Roma, 1° giugno 2022 (Agonb) – È più vicino un recupero dell’udito più simile a quello fisiologico per chi indossa impianti cocleari, dispositivi impiantati chirurgicamente con lo scopo di ripristinare la percezione del suono in soggetti affetti da perdita dell’udito profonda o da sordità.
Quelli attuali, malgrado il grande successo nel recupero della comprensione del parlato in situazioni di silenzio, ha una risoluzione spettrale (ovvero la capacità di distinguere onde sonore con frequenze diverse) limitata, e non consente di apprezzare la musica o di seguire conversazioni in presenza di rumore.
Uno studio pubblicato sul Journal of the American Chemical Society e condotto dall’Institute for Bioengineering of Catalonia, in collaborazione con lo University Medical Center di Göttingen, il CIBER-BBN e l’Institute for Advanced Chemistry of Catalonia del CSIC segna un passo avanti verso il superamento di questi limiti. I ricercatori hanno sviluppato e utilizzato, per la prima volta, un agente farmacologico controllabile con la luce e in grado fotoattivare i neuroni uditivi di mammifero.

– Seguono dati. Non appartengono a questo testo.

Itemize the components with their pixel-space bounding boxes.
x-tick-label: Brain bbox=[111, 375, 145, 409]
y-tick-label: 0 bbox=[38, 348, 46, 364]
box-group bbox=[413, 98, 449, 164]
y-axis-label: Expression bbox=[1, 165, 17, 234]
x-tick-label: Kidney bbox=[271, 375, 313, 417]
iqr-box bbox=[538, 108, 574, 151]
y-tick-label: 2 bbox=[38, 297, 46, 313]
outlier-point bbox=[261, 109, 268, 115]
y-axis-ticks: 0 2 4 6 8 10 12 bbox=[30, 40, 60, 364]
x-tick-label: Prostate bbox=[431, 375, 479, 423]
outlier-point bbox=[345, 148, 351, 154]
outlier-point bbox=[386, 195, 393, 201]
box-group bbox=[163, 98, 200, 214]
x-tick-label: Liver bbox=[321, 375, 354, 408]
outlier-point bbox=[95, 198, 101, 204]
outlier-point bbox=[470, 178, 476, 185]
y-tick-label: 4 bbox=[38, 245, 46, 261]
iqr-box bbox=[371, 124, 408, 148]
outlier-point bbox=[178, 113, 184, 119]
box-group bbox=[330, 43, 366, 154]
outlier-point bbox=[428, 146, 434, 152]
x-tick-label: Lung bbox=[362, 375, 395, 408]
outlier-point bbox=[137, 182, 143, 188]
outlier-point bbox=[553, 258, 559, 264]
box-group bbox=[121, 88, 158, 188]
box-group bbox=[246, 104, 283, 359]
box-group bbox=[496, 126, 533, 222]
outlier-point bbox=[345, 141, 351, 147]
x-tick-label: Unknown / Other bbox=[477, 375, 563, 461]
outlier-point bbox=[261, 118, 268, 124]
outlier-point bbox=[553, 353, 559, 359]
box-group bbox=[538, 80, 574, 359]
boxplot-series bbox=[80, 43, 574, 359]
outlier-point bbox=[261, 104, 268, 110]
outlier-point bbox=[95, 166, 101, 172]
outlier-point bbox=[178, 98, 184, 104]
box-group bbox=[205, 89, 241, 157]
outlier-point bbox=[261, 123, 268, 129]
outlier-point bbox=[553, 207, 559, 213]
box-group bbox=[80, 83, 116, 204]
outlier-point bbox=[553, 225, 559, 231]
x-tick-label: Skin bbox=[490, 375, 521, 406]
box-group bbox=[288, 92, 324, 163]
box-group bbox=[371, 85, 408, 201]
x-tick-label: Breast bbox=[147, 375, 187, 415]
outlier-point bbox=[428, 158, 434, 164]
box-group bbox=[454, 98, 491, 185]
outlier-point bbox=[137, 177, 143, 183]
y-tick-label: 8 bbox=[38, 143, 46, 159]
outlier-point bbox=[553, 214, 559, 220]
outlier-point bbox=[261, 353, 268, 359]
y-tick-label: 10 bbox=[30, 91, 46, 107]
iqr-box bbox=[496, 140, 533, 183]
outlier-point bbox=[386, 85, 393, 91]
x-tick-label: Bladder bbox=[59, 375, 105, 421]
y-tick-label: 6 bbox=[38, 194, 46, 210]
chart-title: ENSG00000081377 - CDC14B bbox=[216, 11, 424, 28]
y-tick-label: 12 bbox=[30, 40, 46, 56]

I nuovi impianti cocleari sono in grado di convertire i suoni in stimoli luminosi che a loro volta vengono trasmessi all’orecchio interno tramite la tecnica dell’optogenetica. “Al fine di evitare la manipolazione genetica, in questo nuovo progetto abbiamo invece sviluppato un metodo alternativo per accoppiare la luce all’attività elettrica dei neuroni.
Abbiamo così ideato una molecola, denominata TCPfast – ha detto Carlo Matera, il chimico farmaceutico dell’IBEC che l’ha sintetizzata, dal 2020 ricercatore all’Università Statale di Milano -, in grado di legarsi covalentemente a un recettore neuronale e di funzionare come una protesi molecolare che trasforma i normali neuroni uditivi in neuroni in grado di attivarsi con la luce”. TCPfast è stata progettata per essere attivata con luce blu e in futuro sarà studiata più a fondo l’effettiva capacità di molecole di questo tipo di ripristinare l’udito. (Agonb) Cdm 13:00.